Sleeping Beauty syndrome is extremely rare. “It’s one in a million — literally,” sleep medicine doctor and neurologist W. Christopher Winter, MD, of Charlottesville Neurology and Sleep Medicine and author of the upcoming book The Sleep Solution: Why Your Sleep Is Broken and How to Fix It, tells Yahoo Beauty. Winter says that the condition is “so rare, it’s difficult to study.”
According to the Kleine-Levin Syndrome Foundation, the condition is a “rare and complex neurological disorder characterized by recurring periods of excessive amounts of sleep, altered behavior, and a reduced understanding of the world.” Sufferers are usually teenagers, but the condition can also occur in children and adults, the organization says. During episodes, people are not able to care for themselves, or go to school or work. “In between episodes, those with KLS appear to be in perfect health with no evidence of behavioral or physical dysfunction,” the organization says, noting that episodes can go on for 10 years or more.

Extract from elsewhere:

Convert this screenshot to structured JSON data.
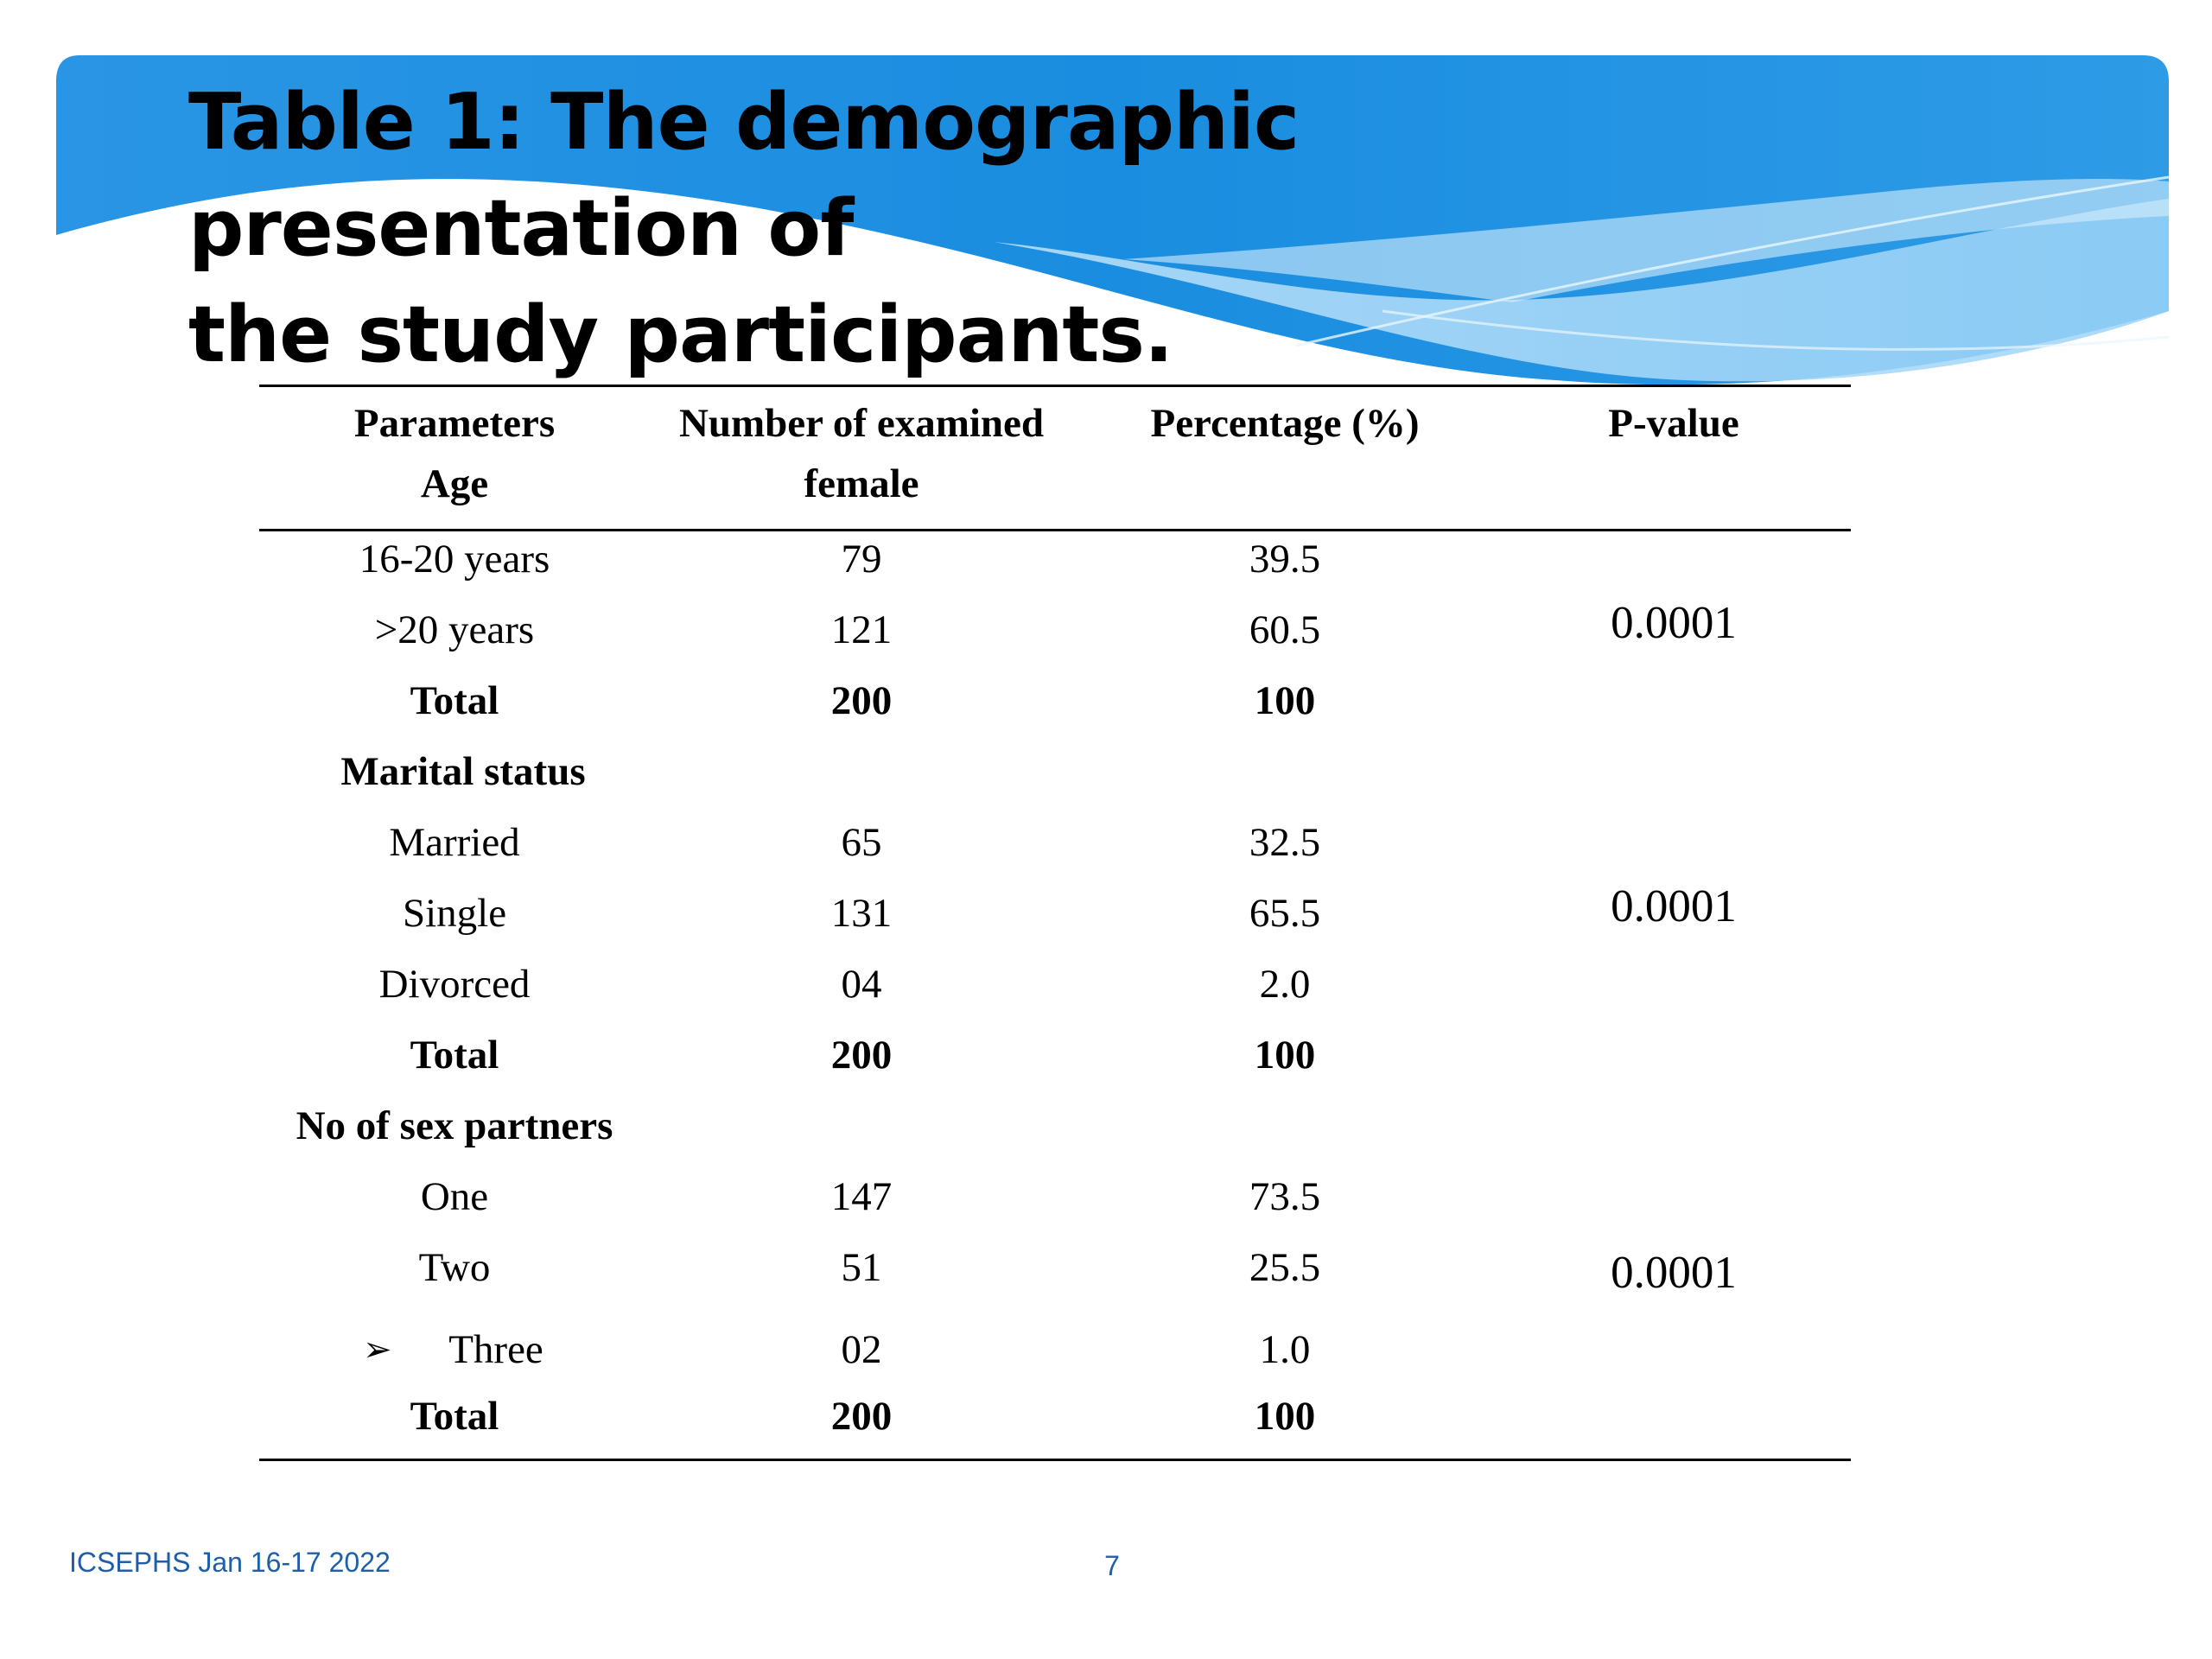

Sanjeev Kothare, MD, professor of neurology at the NYU Langone Comprehensive Epilepsy Center—Sleep Center who regularly treats people with Sleeping Beauty syndrome, tells Yahoo Beauty that it’s “completely debilitating. … It usually happens in boys, and they have episodes where they wake up one fine morning and then sleep for up to 20 hours a day, lasting anywhere from one week to four weeks,” he says. “All they do is wake up, eat, and go back to sleep.” They can also be hypersexual when they’re awake.
Experts aren’t completely sure what causes the condition, but Winter says it may have a viral origin. “Most people think that some sort of virus happens that’s affecting the part of the brain stem that’s responsible for arousal and sleep,” he explains. “It could be that you get the flu, that triggers some sort of autoimmune response on a part of the brain responsible for wakefulness, and you end up with Sleeping Beauty syndrome.”
There is no cure for the syndrome, but once a person receives a diagnosis, doctors can treat it using stimulants like Ritalin or Adderall. “These can be helpful when the individual wakes up to help them maintain their wakefulness,” Winter says. Lithium has also been used in some instances to help reduce the duration of the episodes.
While the condition is rare, it is important for people to be aware of it, Kothare says — he’s had several patients who were almost put in a mental institution because their parents didn’t understand what was happening. “There are a lot of misdiagnoses with this condition,” he says.
Sleeping Beauty syndrome is disruptive, but it does seem to resolve on its own over time. “In most cases, it spontaneously gets better,” Winter says. “Generally speaking, this isn’t a lifetime kind of thing.”